Rosell y Gómez Marín presentaron el libro en la Academia de Buenas Letras, institución que patrocina una publicación que se ha materializado con el trabajo del editor y poeta Abel Feu. Su patria era España, Andalucía; su matria, Alemania, Baviera. Lástima que la región de su familia paterna sólo nos haya dejado el contubernio de Múnich.
Manuel Olivencia hizo un reverso manriqueño de coplas a la muerte de su hijo. "No voy a repetir el epílogo con el que con lágrimas en los ojos cerré este libro", dijo entero y emocionado el catedrático de Derecho Mercantil en la glosa de los artículos de su hijo, este Miércoles ya literario como lo son el Jueves de Chesterton y el Viernes de Daniel Defoe.

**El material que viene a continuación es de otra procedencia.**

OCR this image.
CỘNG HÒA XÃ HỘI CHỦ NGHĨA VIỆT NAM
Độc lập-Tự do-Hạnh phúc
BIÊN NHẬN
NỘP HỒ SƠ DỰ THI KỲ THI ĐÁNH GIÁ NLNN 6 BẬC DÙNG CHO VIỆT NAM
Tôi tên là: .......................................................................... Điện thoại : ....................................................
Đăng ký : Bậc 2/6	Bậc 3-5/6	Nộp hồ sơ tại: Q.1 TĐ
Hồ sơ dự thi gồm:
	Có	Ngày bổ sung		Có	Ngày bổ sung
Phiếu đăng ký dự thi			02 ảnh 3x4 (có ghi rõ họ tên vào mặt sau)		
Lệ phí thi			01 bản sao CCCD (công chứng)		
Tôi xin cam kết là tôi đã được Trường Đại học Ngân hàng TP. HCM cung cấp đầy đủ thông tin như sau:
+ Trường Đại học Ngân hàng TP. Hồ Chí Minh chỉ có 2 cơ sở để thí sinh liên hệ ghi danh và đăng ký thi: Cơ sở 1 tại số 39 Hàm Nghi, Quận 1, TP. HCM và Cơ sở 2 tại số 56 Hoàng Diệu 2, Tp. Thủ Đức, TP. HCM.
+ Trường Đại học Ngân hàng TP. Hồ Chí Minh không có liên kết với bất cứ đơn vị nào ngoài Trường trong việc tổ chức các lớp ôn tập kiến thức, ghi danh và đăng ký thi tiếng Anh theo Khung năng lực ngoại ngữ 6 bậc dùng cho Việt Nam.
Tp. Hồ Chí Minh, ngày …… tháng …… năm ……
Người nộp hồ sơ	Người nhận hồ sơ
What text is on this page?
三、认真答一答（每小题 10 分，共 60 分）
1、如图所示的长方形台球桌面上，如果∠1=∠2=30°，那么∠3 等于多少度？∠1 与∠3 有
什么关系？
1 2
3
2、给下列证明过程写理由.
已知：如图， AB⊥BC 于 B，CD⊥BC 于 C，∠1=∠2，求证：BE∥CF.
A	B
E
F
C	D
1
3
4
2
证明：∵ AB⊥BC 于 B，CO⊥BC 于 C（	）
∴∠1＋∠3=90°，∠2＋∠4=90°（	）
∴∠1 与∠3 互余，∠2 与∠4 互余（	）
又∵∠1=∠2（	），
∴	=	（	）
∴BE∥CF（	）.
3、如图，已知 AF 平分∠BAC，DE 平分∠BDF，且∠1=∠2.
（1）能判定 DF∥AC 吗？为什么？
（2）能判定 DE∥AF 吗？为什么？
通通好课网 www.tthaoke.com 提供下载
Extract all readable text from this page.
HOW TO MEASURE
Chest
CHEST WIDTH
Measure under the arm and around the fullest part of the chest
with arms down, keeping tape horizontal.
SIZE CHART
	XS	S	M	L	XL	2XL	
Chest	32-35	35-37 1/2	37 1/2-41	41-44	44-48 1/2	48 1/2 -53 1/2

"Los amados de los dioses mueren jóvenes". Gómez Marín citó a Plauto para desmentir a Pascal. Recordó al amigo y compañero de consejo editorial que le invitaba cada verano al paisaje alpino de "la soledad sonora".
El Brugger de su abuelo Aloisi, de su madre Jane, le dio una distancia saludable para protegerse del ensimismamiento. "Su madre y mi madre eran del mismo pueblo, Herrsching, muy cerca de Múnich", recuerda Chito Navarrete, amigo de la infancia de quien vivió a camino de esas dos culturas, como el emperador cuyas cuentas estudió Carande. Su abuelo alemán conoció a Ratzinger y a él le hubiera gustado ser embajador ante la Santa Sede.
El acto lo presidió Rafael Valencia, director de la Academia de Buenas Letras. Asistieron los decanos de la Facultad de Derecho y del Colegio de Abogados. El profesor Olivencia Brugger tiene una calle a petición de sus alumnos. Estuvieron sus hermanos Macarena y Daniel, su viuda, Sofía de las Moras, sus hijos, y Javier Arenas, cuñado de quien como Rilke buscó refugio en Ronda. "En Ronda, donde siempre buscó reposo y paz, reposa en paz", dijo su padre en este homenaje a un europeísta convencido.